SPEED project among its core objectives is to engage and influence policymakers with contextually adapted evidence for health policy and systems changes to advance UHC. Recently a SPEED member and senior lecturer Makerere University School of Public Health Dr Sebastian Olikira Baine and colleagues wrote a paper on Uganda based community health insurance scheme based in western Uganda and published by BMC Health services. The paper is entitled, Development of the Kisiizi hospital health insurance scheme: lessons learned and implications for universal health coverage.
Using descriptive cross-sectional technique, the study found out that most households (96%) were organized in Engozi societies (e-Societies), met monthly, and made financial contributions. Cultural solidarity in e-Societies provided a platform for the Kisiizi hospital health insurance scheme establishment, operation and made it compulsory for members. E-Societies disciplinary measures and fear of high out-of-pocket payment for health care enforced enrolment, retention and increased membership.
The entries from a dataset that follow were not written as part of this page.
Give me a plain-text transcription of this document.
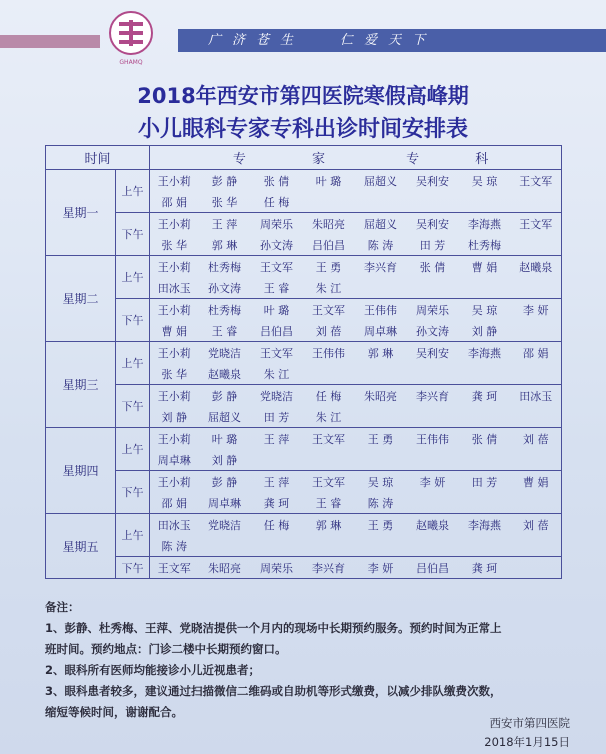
GHAMQ
广 济 苍 生	仁 爱 天 下
2018年西安市第四医院寒假高峰期
小儿眼科专家专科出诊时间安排表
时间		专 家 专 科							
星期一	上午	王小莉	彭 静	张 倩	叶 璐	屈超义	吴利安	吴 琼	王文军
		邵 娟	张 华	任 梅					
	下午	王小莉	王 萍	周荣乐	朱昭亮	屈超义	吴利安	李海燕	王文军
		张 华	郭 琳	孙文涛	吕伯昌	陈 涛	田 芳	杜秀梅	
星期二	上午	王小莉	杜秀梅	王文军	王 勇	李兴育	张 倩	曹 娟	赵曦泉
		田冰玉	孙文涛	王 睿	朱 江				
	下午	王小莉	杜秀梅	叶 璐	王文军	王伟伟	周荣乐	吴 琼	李 妍
		曹 娟	王 睿	吕伯昌	刘 蓓	周卓琳	孙文涛	刘 静	
星期三	上午	王小莉	党晓洁	王文军	王伟伟	郭 琳	吴利安	李海燕	邵 娟
		张 华	赵曦泉	朱 江					
	下午	王小莉	彭 静	党晓洁	任 梅	朱昭亮	李兴育	龚 珂	田冰玉
		刘 静	屈超义	田 芳	朱 江				
星期四	上午	王小莉	叶 璐	王 萍	王文军	王 勇	王伟伟	张 倩	刘 蓓
		周卓琳	刘 静						
	下午	王小莉	彭 静	王 萍	王文军	吴 琼	李 妍	田 芳	曹 娟
		邵 娟	周卓琳	龚 珂	王 睿	陈 涛			
星期五	上午	田冰玉	党晓洁	任 梅	郭 琳	王 勇	赵曦泉	李海燕	刘 蓓
		陈 涛							
	下午	王文军	朱昭亮	周荣乐	李兴育	李 妍	吕伯昌	龚 珂	

备注：

1、彭静、杜秀梅、王萍、党晓洁提供一个月内的现场中长期预约服务。预约时间为正常上

班时间。预约地点：门诊二楼中长期预约窗口。

2、眼科所有医师均能接诊小儿近视患者；

3、眼科患者较多，建议通过扫描微信二维码或自助机等形式缴费，以减少排队缴费次数，

缩短等候时间，谢谢配合。

西安市第四医院
2018年1月15日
Membership in the scheme increased from 330 in 1996 to 38,400 families in 2017. The scheme offered no exemption, credit and referral facilities. E-Societies sometimes paid premiums for members from savings and offered those loans. Through this scheme, the hospital was in a position to provide quality and easily accessible health services to insured members.
The authors concluded that Kisiizi hospital health insurance scheme improved access to health services, provided a stable source of funding and reduced bad debts to the hospital. Internal and external factors to e-Society enforced enrolment and retention of members in Kisiizi hospital health insurance scheme. Good quality health services at Kisiizi hospital demonstrated value for money and offered incentives for enrolment and retention, and coverage expansion.